[Pulp-list] Pulp and package.io

Sat Jan 31 20:52:52 UTC 2015

David,

Thanks for asking about this. Pulp will happily sync any valid yum repository.

Using a variation of the link you provided [0], I was able to sync one of their repositories with pulp 2.5 (with one catch that I'll get to in a moment). However, they don't make it easy to figure out what repository URL to use. I had to hack up their "installer" script [1] to see what link it would generate.

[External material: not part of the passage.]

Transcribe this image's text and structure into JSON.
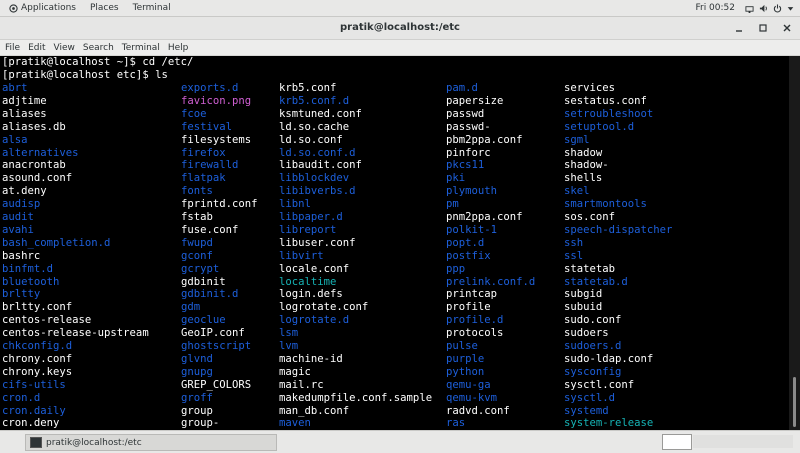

FWIW, it seems that their "el/7/x86_64/" repository has no packages. You can download the XML file [2] that contains a package list and see that it has no entries. If you tried to sync this, there would be no errors, but also no packages retrieved. Perhaps that was a source of confusion?

Just to clarify, their implementation details of redirecting to S3 links is reasonable and should be completely transparent to the user of any HTTP client, yum and pulp included. For anyone who wants to understand what's going on under the hood, see the example [3] below. Accessing a file's URL returns a 302 redirect to a time-bombed S3 URL. I don't know why they're using signed/expiring URLs when the links on packagecloud.io are wide-open, but there's certainly no harm.

Now for the catch... some of these rpms are huge. Not just in bytes (~140MB), but tens of thousands of files. Many have 50,000-60,000 files. It looks like there is practically an entire operating system bundled into one rpm. While this is technically possible, it's not a normal use of the rpm package format, and pulp is not able to catalog some of these rpms. The problem is that there is so much metadata (mostly the file list), that it literally won't fit into a single mongodb object. Unfortunately, we don't have a good solution right now for handling rpms that large. Ideas are welcome. In theory, we could compress the XML before saving it in the database, but I wonder what impact that would have on our publish performance.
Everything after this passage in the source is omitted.